Is it game over in mobile?
A recent note by Cowen analyst Doug Creutz has declared King Digital and Glu Mobile as the current leaders of the pack – and a pair that may not abdicate their supremacy.
Creutz pointed out that since September 2013, only eight games have launched that have spent at least three months among the top 20 grossing US games for Apple’s iPhone. Half of those best-selling games have been from King or Glu. King produced “Farm Heroes Saga” and “Bubble Witch 2 Saga,” while Glu came out with “Deer Hunter 2014” and “Kim Kardashian: Hollywood.”
“We think these successes are representative of the better game development, marketing and support that King and Glu are able to deliver relative to their peers,” Creutz wrote, adding that October sales data point to King and Glu as clear leaders in the mobile games space.
Last month, King held one-quarter of the top 20 games on the iPhone and the Google Play download store, with five on each. Plus, King overtook privately held Supercell, maker of “Clash of Clans,” for the No. 1 gaming spot on Apple’s iPad tablet.
King’s puzzle adventure game “Diamond Digger,” released on Sept. 3, entered the top 20 on the iPhone (No. 20) and Google Play (No. 11) in the US in October.
Last week, King launched “Candy Crush Soda Saga,” the latest in its candy-themed puzzle game series.
“We believe the space will consolidate as rising customer acquisition costs heighten barriers to entry; the winners will likely be companies with differentiated product portfolios,” Creutz’s note said. “Glu and King currently remain our top two investment ideas.”
While the recent success has been a boon for shares of King, Glu’s stock has fallen on hard times. Overall, however, the sector has recently performed well for investors.
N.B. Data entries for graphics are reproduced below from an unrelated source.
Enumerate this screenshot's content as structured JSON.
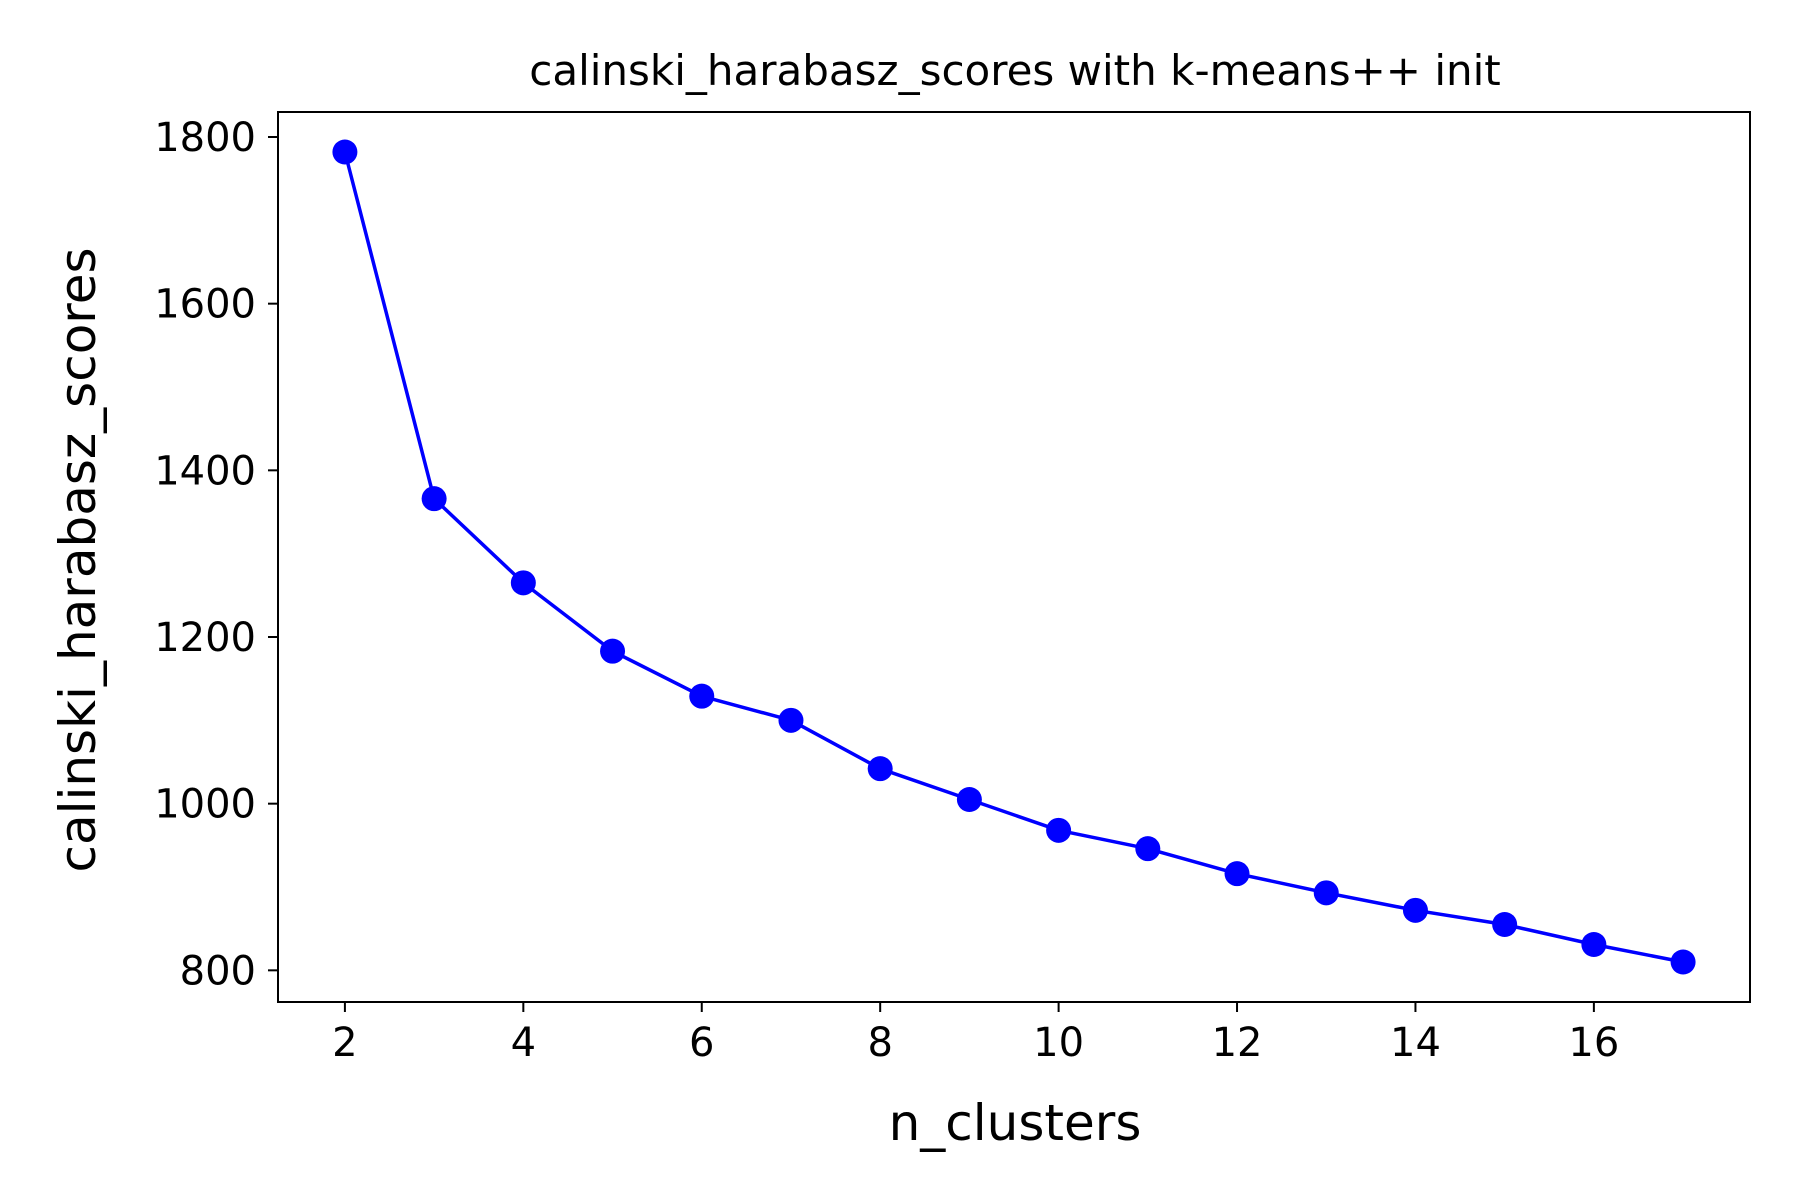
{
  "chart_data": {
    "type": "line",
    "title": "calinski_harabasz_scores with k-means++ init",
    "xlabel": "n_clusters",
    "ylabel": "calinski_harabasz_scores",
    "xlim": [
      1.25,
      17.75
    ],
    "ylim": [
      762,
      1830
    ],
    "xticks": [
      2,
      4,
      6,
      8,
      10,
      12,
      14,
      16
    ],
    "yticks": [
      800,
      1000,
      1200,
      1400,
      1600,
      1800
    ],
    "grid": false,
    "legend": "none",
    "series": [
      {
        "color": "#0000ff",
        "marker": "circle",
        "x": [
          2,
          3,
          4,
          5,
          6,
          7,
          8,
          9,
          10,
          11,
          12,
          13,
          14,
          15,
          16,
          17
        ],
        "values": [
          1782,
          1366,
          1265,
          1183,
          1129,
          1100,
          1042,
          1005,
          968,
          946,
          916,
          893,
          872,
          855,
          831,
          810
        ]
      }
    ]
  }
}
The Online Gaming World motif has gained 14.9% over the past month. During that time frame, the S&P 500 has risen 8.4%. In 2014, the motif is up 27.4%; the S&P 500 has increased 12.4%.
Ironically perhaps, part of the reason for the sector’s good health has been due to the mobile performances – and real profit – turned in by the big gaming companies that were supposedly going to shrivel amid upstart competition. Take Electronic Arts, for example, which has seen its stock gain more than 24% in the past month, largely on the strength of its most recently reported quarter. (EA’s stock has a 21.4% weighting in the Online Gaming World motif).
EA’s revenue jumped to $990 million last quarter, and its “net revenue” figure beat expectations by $196 million. In addition, as investor John McKenna noted in a recent Seeking Alpha post, as impressive as the top line was, the numbers were heightened by the strength of mobile and digital sales that EA had been investing in for the last few years.
Digital purchases increased by 6%, mobile sales jumped by 11%, and in-console purchases rose by a whopping 95% year-over-year thanks to the successful FIFA Ultimate Team that took advantage of the Xbox One’s EA Access community. McKenna pointed out that the digital and mobile purchases largely came from in-game upgrades from the various titles that were released, which he said demonstrates EA’s success in monetizing user interactions after a game has been purchased.
Eventually, investors may choose between companies that generate big profits and companies that will continue to produce hit games. For now, however, both appear to be popular.